While time in cancer treatment can pose a strain on patients, Back said, what they crave even more is getting enough support, particularly as the end of life nears, he said. For instance: Are their physicians and other clinicians providing the information that they need, listening to their priorities, and communicating with respect?
“Do we need to create jargon like time toxicity,” Back asked, “to realize that patients who have a limited amount of time left need to be enabled to understand and grasp their situation, and then make wise decisions that are really based on what really matters to them?”
Booth and Gupta maintain, though, that some patients would benefit from having a stronger sense of the time involved. For instance, patients involved in clinical trials could fill out a form asking how many days they had spent at least part of their time on a list of treatment-related tasks, Booth said. That approach also would capture those unexpected complications, he said.
“There are these unplanned visits, or the unanticipated visits, where someone gets sick with diarrhea and has to have an extra visit to the cancer center for IV fluids,” he said. “Or someone develops a fever and goes to the emergency room.”
In one recent analysis, Booth and Gupta were among researchers who applied the time-in-health care metric to two already published studies, one involving advanced bile duct cancer and the second for a type of brain cancer called glioblastoma. In both studies, the treatment increased median survival by 27 days.
But that improvement was offset by 28 to 30 days spent interacting with the medical system, according to the findings, published last year in the Journal of Clinical Oncology. “There’s basically a direct tradeoff, whereby every extra day of life may be traded off by one extra day getting a CAT scan, going to the emergency room, coming to the infusion center, or seeing the oncologist,” Booth said. “This is actually a fairly simple thing to measure that has real meaning to patients.”
JJ Singleton, who has been getting infusion treatments for Stage 4 colon cancer since 2016, believes that all patients need a more accurate and upfront appraisal of the time involved.
He warns newly diagnosed patients that they’ll potentially spend a larger chunk of their day getting an infusion than they were initially told. The time estimates, he’s found, are more often based on the best-case scenario and don’t take into account delays in getting blood labs, nurse availability and other time-consuming steps.

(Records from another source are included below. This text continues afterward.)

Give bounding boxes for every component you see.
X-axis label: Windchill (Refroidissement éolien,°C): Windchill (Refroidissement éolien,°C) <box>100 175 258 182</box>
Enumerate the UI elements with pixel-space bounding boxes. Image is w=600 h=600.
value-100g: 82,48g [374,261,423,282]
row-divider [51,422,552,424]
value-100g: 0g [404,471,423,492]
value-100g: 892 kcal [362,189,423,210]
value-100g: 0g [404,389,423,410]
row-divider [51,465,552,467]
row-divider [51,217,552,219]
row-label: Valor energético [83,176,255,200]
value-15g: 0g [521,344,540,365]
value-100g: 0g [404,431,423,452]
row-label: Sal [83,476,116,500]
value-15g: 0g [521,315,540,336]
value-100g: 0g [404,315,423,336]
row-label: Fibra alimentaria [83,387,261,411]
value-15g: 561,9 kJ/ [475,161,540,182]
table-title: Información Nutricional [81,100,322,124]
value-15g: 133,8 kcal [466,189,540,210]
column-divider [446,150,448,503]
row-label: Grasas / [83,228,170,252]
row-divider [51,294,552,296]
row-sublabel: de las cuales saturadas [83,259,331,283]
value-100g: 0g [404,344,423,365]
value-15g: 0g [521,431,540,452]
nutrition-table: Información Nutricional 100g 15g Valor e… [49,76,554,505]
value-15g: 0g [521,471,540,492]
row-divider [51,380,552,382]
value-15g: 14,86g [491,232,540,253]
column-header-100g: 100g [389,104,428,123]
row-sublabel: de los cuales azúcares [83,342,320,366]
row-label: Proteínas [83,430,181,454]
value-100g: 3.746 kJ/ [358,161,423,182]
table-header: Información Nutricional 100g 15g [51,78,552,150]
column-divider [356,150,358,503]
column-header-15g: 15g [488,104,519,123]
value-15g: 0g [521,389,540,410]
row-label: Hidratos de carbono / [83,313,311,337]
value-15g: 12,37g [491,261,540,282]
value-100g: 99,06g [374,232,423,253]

“They tell you treatment is going to be four to six hours. But most likely you’re going to be there eight or nine hours if they say six.”
“I wish doctors wouldn’t kind of make it sound easier,” said the 35-year-old, who lives in Canton, N.C. “Because they tell you treatment is going to be four to six hours. But most likely you’re going to be there eight or nine hours if they say six.”

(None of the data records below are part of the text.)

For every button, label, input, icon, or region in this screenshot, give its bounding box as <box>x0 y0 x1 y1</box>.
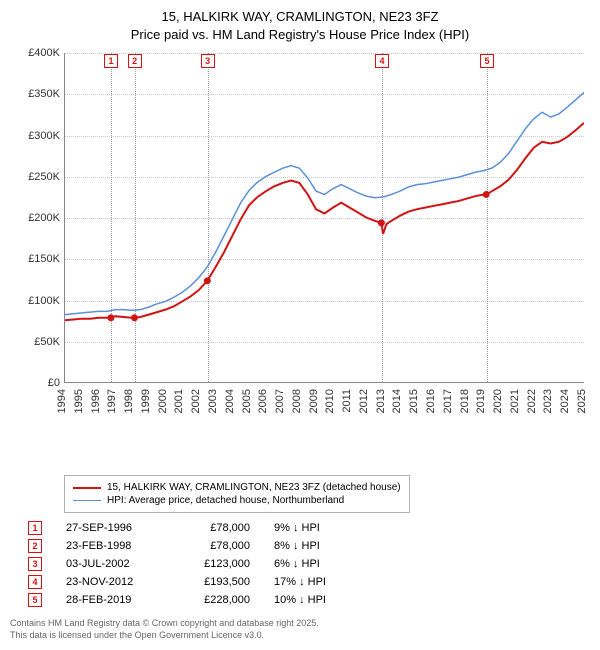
sales-row-price: £123,000 <box>180 558 250 570</box>
y-tick-label: £200K <box>10 212 60 224</box>
sale-point <box>378 219 385 226</box>
y-tick-label: £150K <box>10 253 60 265</box>
sales-row-price: £78,000 <box>180 522 250 534</box>
line-series-svg <box>65 53 584 382</box>
sales-row-price: £193,500 <box>180 576 250 588</box>
sales-row: 3 03-JUL-2002 £123,000 6% ↓ HPI <box>28 557 590 571</box>
chart-title: 15, HALKIRK WAY, CRAMLINGTON, NE23 3FZ P… <box>10 8 590 43</box>
series-hpi <box>65 93 584 315</box>
plot-area: 12 3 4 5 <box>64 53 584 383</box>
y-tick-label: £250K <box>10 171 60 183</box>
legend-swatch <box>73 500 101 501</box>
sales-row-date: 27-SEP-1996 <box>66 522 156 534</box>
sale-point <box>204 277 211 284</box>
legend-label: 15, HALKIRK WAY, CRAMLINGTON, NE23 3FZ (… <box>107 482 401 493</box>
sale-point <box>131 314 138 321</box>
sales-row-diff: 9% ↓ HPI <box>274 522 364 534</box>
chart-area: £0 £50K £100K £150K £200K £250K £300K £350K £400… <box>10 49 590 429</box>
sales-row-diff: 10% ↓ HPI <box>274 594 364 606</box>
sales-row: 1 27-SEP-1996 £78,000 9% ↓ HPI <box>28 521 590 535</box>
y-tick-label: £350K <box>10 88 60 100</box>
sales-row-marker: 2 <box>28 539 42 553</box>
sales-row-diff: 6% ↓ HPI <box>274 558 364 570</box>
title-line-2: Price paid vs. HM Land Registry's House … <box>10 26 590 44</box>
sale-marker-box: 1 <box>104 54 118 68</box>
sales-row-marker: 5 <box>28 593 42 607</box>
y-tick-label: £0 <box>10 377 60 389</box>
sales-row-date: 23-FEB-1998 <box>66 540 156 552</box>
legend-item: HPI: Average price, detached house, Nort… <box>73 495 401 506</box>
sales-table: 1 27-SEP-1996 £78,000 9% ↓ HPI 2 23-FEB-1998 £… <box>28 521 590 607</box>
y-tick-label: £100K <box>10 295 60 307</box>
y-tick-label: £50K <box>10 336 60 348</box>
legend: 15, HALKIRK WAY, CRAMLINGTON, NE23 3FZ (… <box>64 475 410 513</box>
sales-row: 2 23-FEB-1998 £78,000 8% ↓ HPI <box>28 539 590 553</box>
sales-row-date: 03-JUL-2002 <box>66 558 156 570</box>
sales-row: 4 23-NOV-2012 £193,500 17% ↓ HPI <box>28 575 590 589</box>
sale-marker-box: 3 <box>201 54 215 68</box>
sales-row: 5 28-FEB-2019 £228,000 10% ↓ HPI <box>28 593 590 607</box>
y-tick-label: £300K <box>10 130 60 142</box>
legend-swatch <box>73 487 101 489</box>
sales-row-diff: 8% ↓ HPI <box>274 540 364 552</box>
sales-row-price: £228,000 <box>180 594 250 606</box>
title-line-1: 15, HALKIRK WAY, CRAMLINGTON, NE23 3FZ <box>10 8 590 26</box>
sale-marker-box: 2 <box>128 54 142 68</box>
footnote-line-1: Contains HM Land Registry data © Crown c… <box>10 617 590 629</box>
sale-point <box>483 191 490 198</box>
sales-row-date: 23-NOV-2012 <box>66 576 156 588</box>
sale-point <box>107 314 114 321</box>
sales-row-marker: 4 <box>28 575 42 589</box>
chart-container: 15, HALKIRK WAY, CRAMLINGTON, NE23 3FZ P… <box>0 0 600 650</box>
series-price_paid <box>65 123 584 320</box>
legend-label: HPI: Average price, detached house, Nort… <box>107 495 344 506</box>
sales-row-diff: 17% ↓ HPI <box>274 576 364 588</box>
footnote-line-2: This data is licensed under the Open Gov… <box>10 629 590 641</box>
footnote: Contains HM Land Registry data © Crown c… <box>10 617 590 641</box>
x-tick-label: 2025 <box>576 389 600 413</box>
sales-row-marker: 1 <box>28 521 42 535</box>
sales-row-date: 28-FEB-2019 <box>66 594 156 606</box>
sale-marker-box: 4 <box>375 54 389 68</box>
y-tick-label: £400K <box>10 47 60 59</box>
sales-row-price: £78,000 <box>180 540 250 552</box>
sales-row-marker: 3 <box>28 557 42 571</box>
sale-marker-box: 5 <box>480 54 494 68</box>
legend-item: 15, HALKIRK WAY, CRAMLINGTON, NE23 3FZ (… <box>73 482 401 493</box>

Jeannette Cleland’s decision to keep getting chemotherapy at the hospital illustrates why more research, including interviews with patients, will be required to determine how best to measure time toxicity, said Gupta. He noted that home-based care might present more of a time drain for some patients. “I one hundred percent supported her decision and actually I’m a huge home-infusion advocate.”

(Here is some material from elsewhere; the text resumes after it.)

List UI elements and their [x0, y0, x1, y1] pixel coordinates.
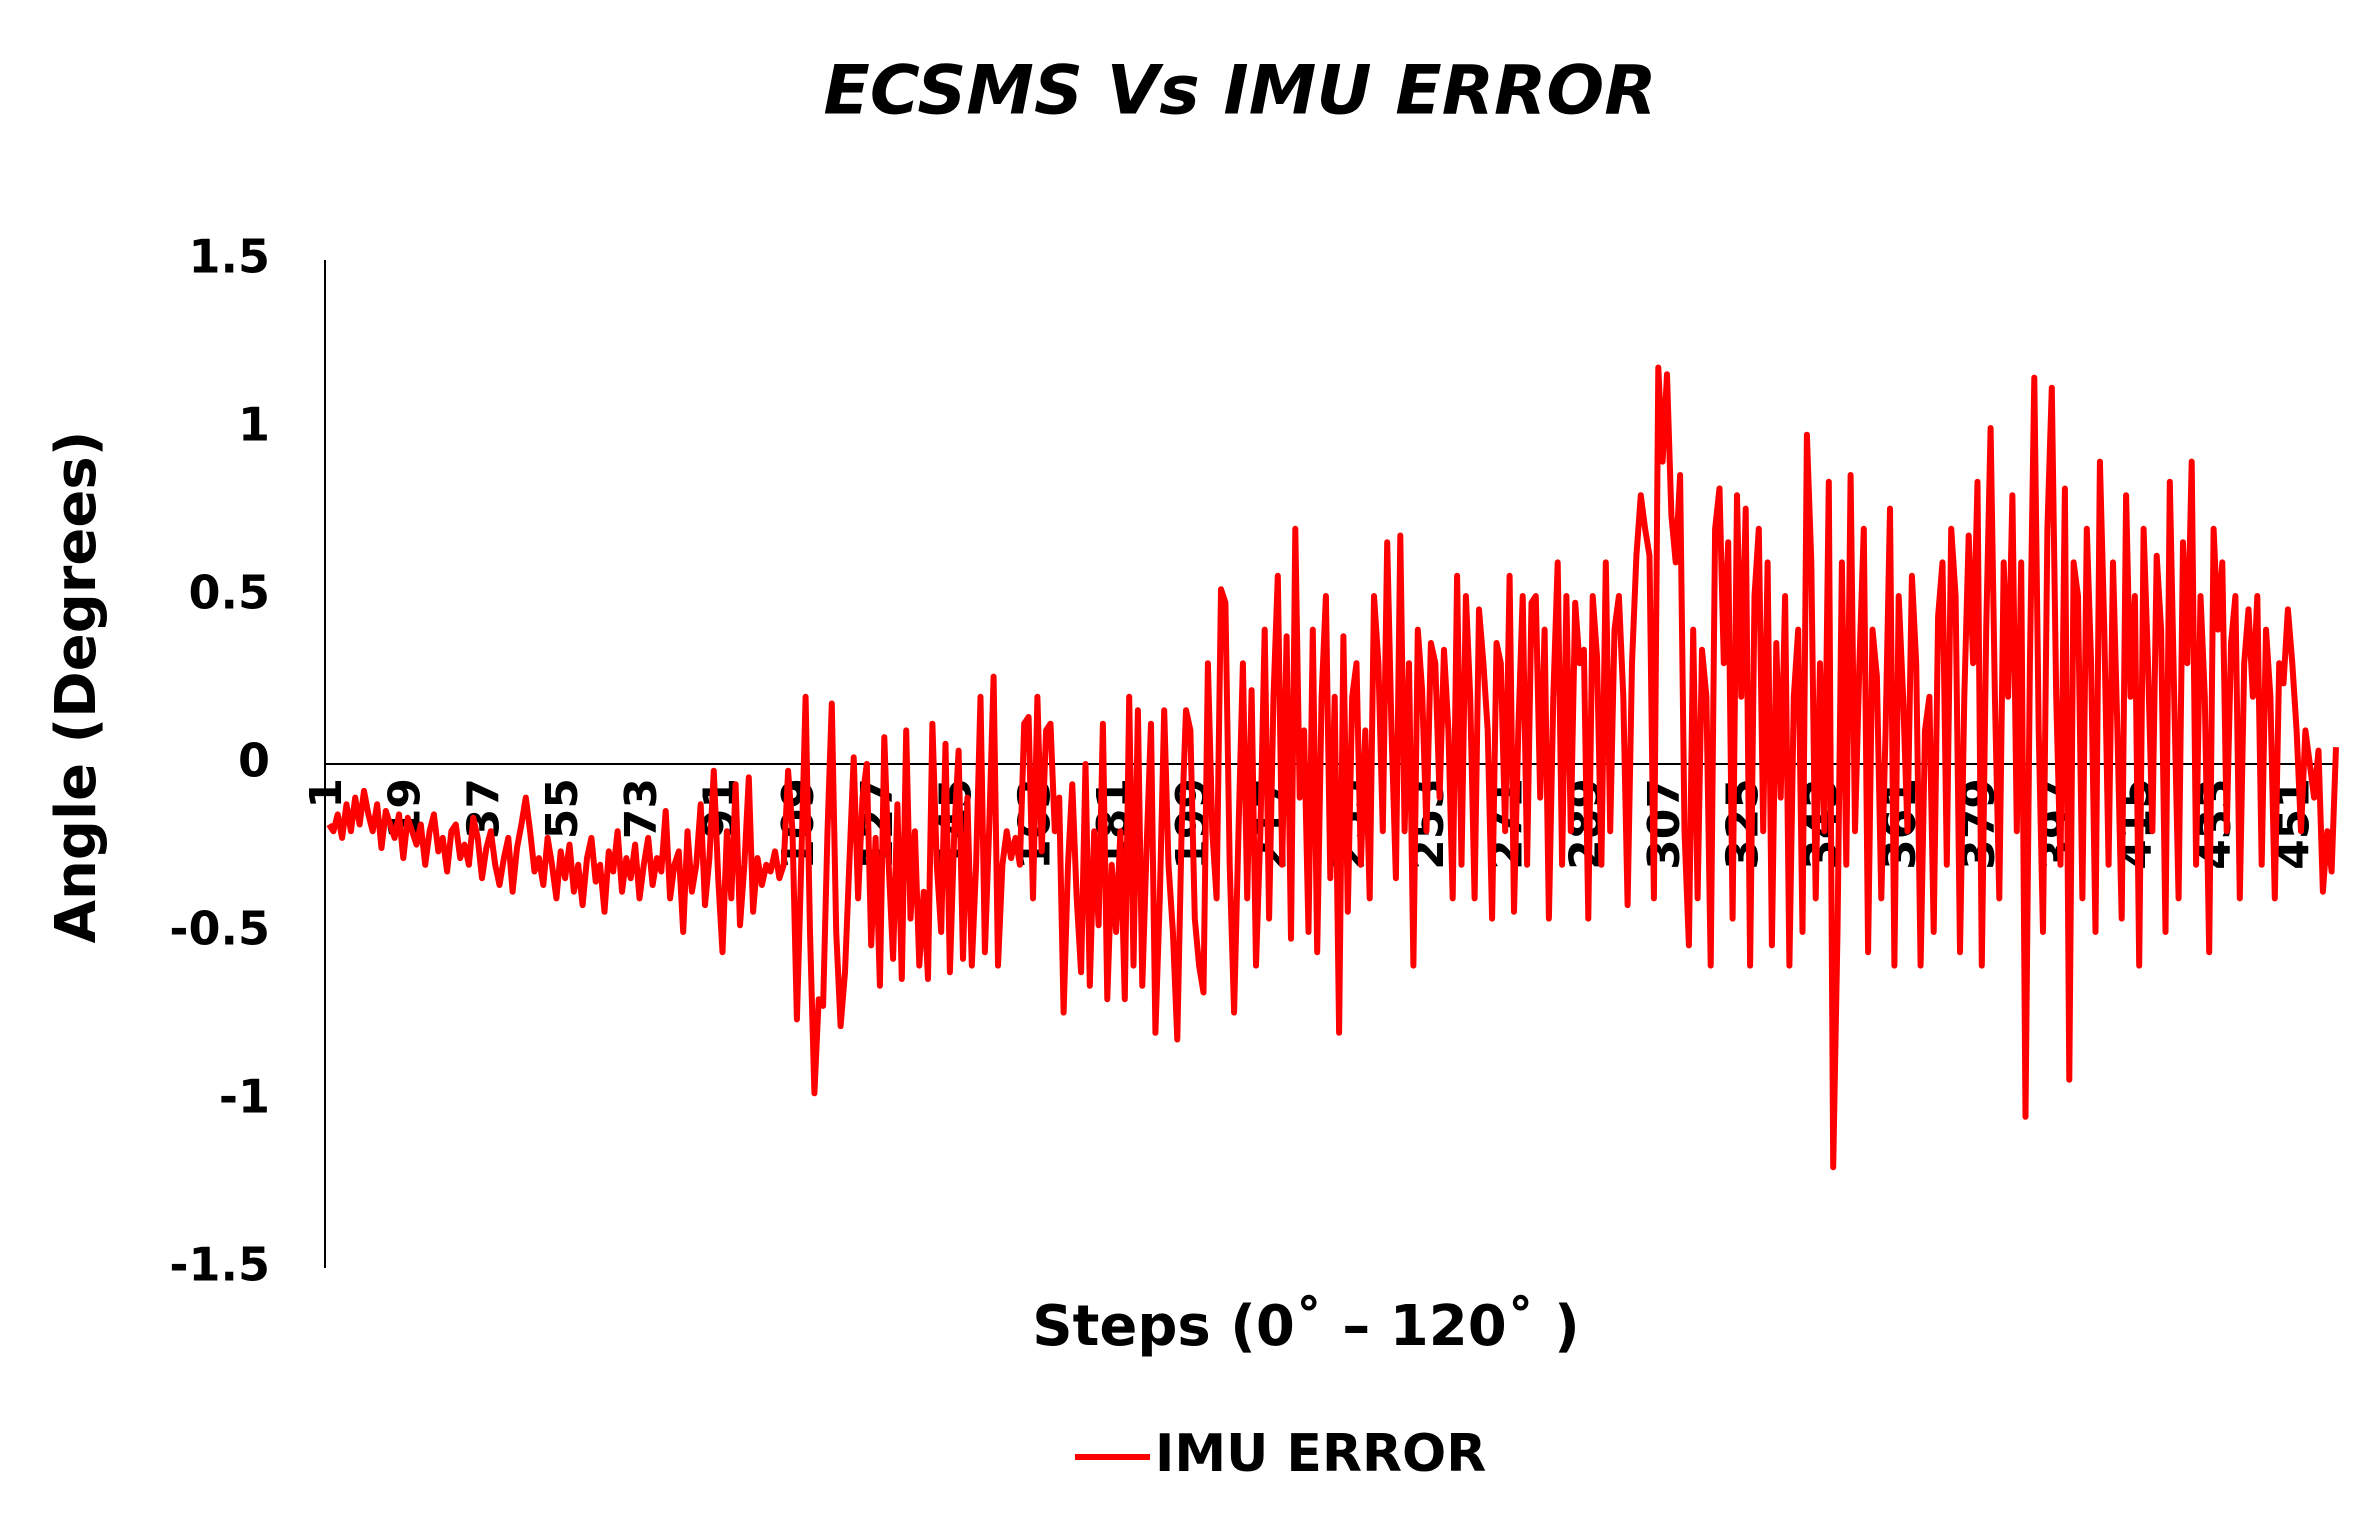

As of late March, Cleland had completed 55 chemotherapy sessions at the university clinic. Otherwise, she has plenty to fill her days. Her event planning company was involved with coordinating logistics for Covid-19 testing and vaccination sites in Minnesota. She enjoys checking out restaurants and music shows with her husband, who plays in a local punk rock band. She has adjusted her chemotherapy schedule to travel. Several weeks ago, she and her husband enjoyed a Boston getaway.
Anything’s better, she said, than tying up unnecessary hours with cancer-related tasks. “Just living my life,” Cleland said with a laugh. “Hanging out with friends. Going for walks. Or maybe I do just want to lay on my couch on my own.”